What will this mean for Cannabis possession?

It is still unclear who national laws will change due to this recommendation. What is clear, is that most national laws where influenced by the UN’s successive conventions on narcotics. As published by NPR, during the arguments at the UN, The Grupo de Mujeres de la Argentina Foro de HIV, Mujeres y Familia  stated that in Argentina, HIV patients are “unjustly deprived of their liberty because they fight every day to calm their pains naturally from this plant – as alternative and traditional medicine.” The weight of the US prison population was also on many folk’s minds.

Hopefully, with the UN reducing their strict regulations than other countries will feel more free to change their domestic policies, but that is yet to be realized, and is probably still a long way off for most countries.

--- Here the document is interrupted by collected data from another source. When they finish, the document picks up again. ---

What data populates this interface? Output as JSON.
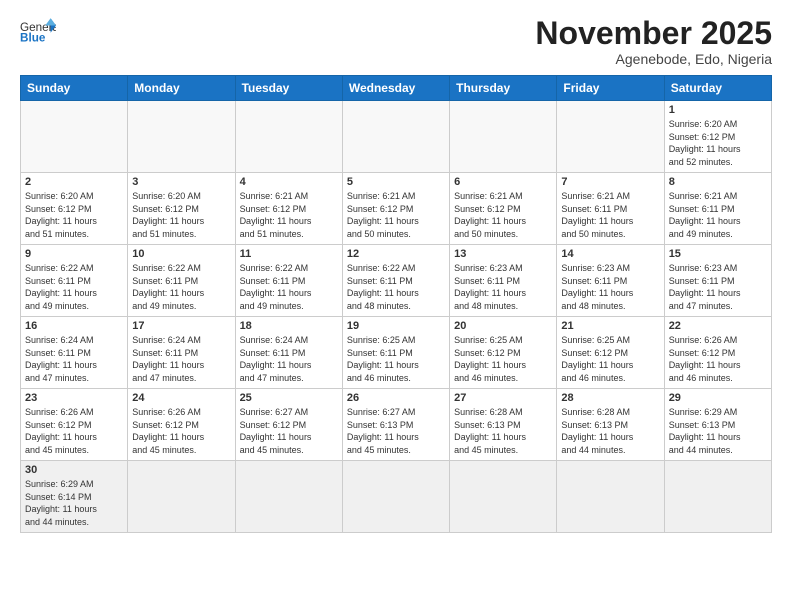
{
  "header": {
    "logo_general": "General",
    "logo_blue": "Blue",
    "month_title": "November 2025",
    "location": "Agenebode, Edo, Nigeria"
  },
  "weekdays": [
    "Sunday",
    "Monday",
    "Tuesday",
    "Wednesday",
    "Thursday",
    "Friday",
    "Saturday"
  ],
  "days": [
    {
      "date": "",
      "info": ""
    },
    {
      "date": "",
      "info": ""
    },
    {
      "date": "",
      "info": ""
    },
    {
      "date": "",
      "info": ""
    },
    {
      "date": "",
      "info": ""
    },
    {
      "date": "",
      "info": ""
    },
    {
      "date": "1",
      "info": "Sunrise: 6:20 AM\nSunset: 6:12 PM\nDaylight: 11 hours\nand 52 minutes."
    },
    {
      "date": "2",
      "info": "Sunrise: 6:20 AM\nSunset: 6:12 PM\nDaylight: 11 hours\nand 51 minutes."
    },
    {
      "date": "3",
      "info": "Sunrise: 6:20 AM\nSunset: 6:12 PM\nDaylight: 11 hours\nand 51 minutes."
    },
    {
      "date": "4",
      "info": "Sunrise: 6:21 AM\nSunset: 6:12 PM\nDaylight: 11 hours\nand 51 minutes."
    },
    {
      "date": "5",
      "info": "Sunrise: 6:21 AM\nSunset: 6:12 PM\nDaylight: 11 hours\nand 50 minutes."
    },
    {
      "date": "6",
      "info": "Sunrise: 6:21 AM\nSunset: 6:12 PM\nDaylight: 11 hours\nand 50 minutes."
    },
    {
      "date": "7",
      "info": "Sunrise: 6:21 AM\nSunset: 6:11 PM\nDaylight: 11 hours\nand 50 minutes."
    },
    {
      "date": "8",
      "info": "Sunrise: 6:21 AM\nSunset: 6:11 PM\nDaylight: 11 hours\nand 49 minutes."
    },
    {
      "date": "9",
      "info": "Sunrise: 6:22 AM\nSunset: 6:11 PM\nDaylight: 11 hours\nand 49 minutes."
    },
    {
      "date": "10",
      "info": "Sunrise: 6:22 AM\nSunset: 6:11 PM\nDaylight: 11 hours\nand 49 minutes."
    },
    {
      "date": "11",
      "info": "Sunrise: 6:22 AM\nSunset: 6:11 PM\nDaylight: 11 hours\nand 49 minutes."
    },
    {
      "date": "12",
      "info": "Sunrise: 6:22 AM\nSunset: 6:11 PM\nDaylight: 11 hours\nand 48 minutes."
    },
    {
      "date": "13",
      "info": "Sunrise: 6:23 AM\nSunset: 6:11 PM\nDaylight: 11 hours\nand 48 minutes."
    },
    {
      "date": "14",
      "info": "Sunrise: 6:23 AM\nSunset: 6:11 PM\nDaylight: 11 hours\nand 48 minutes."
    },
    {
      "date": "15",
      "info": "Sunrise: 6:23 AM\nSunset: 6:11 PM\nDaylight: 11 hours\nand 47 minutes."
    },
    {
      "date": "16",
      "info": "Sunrise: 6:24 AM\nSunset: 6:11 PM\nDaylight: 11 hours\nand 47 minutes."
    },
    {
      "date": "17",
      "info": "Sunrise: 6:24 AM\nSunset: 6:11 PM\nDaylight: 11 hours\nand 47 minutes."
    },
    {
      "date": "18",
      "info": "Sunrise: 6:24 AM\nSunset: 6:11 PM\nDaylight: 11 hours\nand 47 minutes."
    },
    {
      "date": "19",
      "info": "Sunrise: 6:25 AM\nSunset: 6:11 PM\nDaylight: 11 hours\nand 46 minutes."
    },
    {
      "date": "20",
      "info": "Sunrise: 6:25 AM\nSunset: 6:12 PM\nDaylight: 11 hours\nand 46 minutes."
    },
    {
      "date": "21",
      "info": "Sunrise: 6:25 AM\nSunset: 6:12 PM\nDaylight: 11 hours\nand 46 minutes."
    },
    {
      "date": "22",
      "info": "Sunrise: 6:26 AM\nSunset: 6:12 PM\nDaylight: 11 hours\nand 46 minutes."
    },
    {
      "date": "23",
      "info": "Sunrise: 6:26 AM\nSunset: 6:12 PM\nDaylight: 11 hours\nand 45 minutes."
    },
    {
      "date": "24",
      "info": "Sunrise: 6:26 AM\nSunset: 6:12 PM\nDaylight: 11 hours\nand 45 minutes."
    },
    {
      "date": "25",
      "info": "Sunrise: 6:27 AM\nSunset: 6:12 PM\nDaylight: 11 hours\nand 45 minutes."
    },
    {
      "date": "26",
      "info": "Sunrise: 6:27 AM\nSunset: 6:13 PM\nDaylight: 11 hours\nand 45 minutes."
    },
    {
      "date": "27",
      "info": "Sunrise: 6:28 AM\nSunset: 6:13 PM\nDaylight: 11 hours\nand 45 minutes."
    },
    {
      "date": "28",
      "info": "Sunrise: 6:28 AM\nSunset: 6:13 PM\nDaylight: 11 hours\nand 44 minutes."
    },
    {
      "date": "29",
      "info": "Sunrise: 6:29 AM\nSunset: 6:13 PM\nDaylight: 11 hours\nand 44 minutes."
    },
    {
      "date": "30",
      "info": "Sunrise: 6:29 AM\nSunset: 6:14 PM\nDaylight: 11 hours\nand 44 minutes."
    },
    {
      "date": "",
      "info": ""
    },
    {
      "date": "",
      "info": ""
    },
    {
      "date": "",
      "info": ""
    },
    {
      "date": "",
      "info": ""
    },
    {
      "date": "",
      "info": ""
    },
    {
      "date": "",
      "info": ""
    }
  ]
}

What else does this vote mean?

This UN cannabis vote did remove the plant from schedule IV, but it did not approve any of the other WHOrecommendations. They did not vote to remove CBD as a scheduled substance, despite it being non-psychoactive and ruled safe by the US FDA. The UN also did not pass the resolution to remove cannabis from schedule I and instead replace it with THC.

So, although many sites today are proclaiming this as a major win, I disagree. Although it does show some cracks in the dam, the foundation of cannabis prohibition is still well intact. The only thing to celebrate is the new access to research, which still is a long way out, and will require many changes within each country. But it is also important to remember that the fight for cannabis legalization in places like Colorado and Washington State started with very small concessions and now have transformed the whole narrative of the country.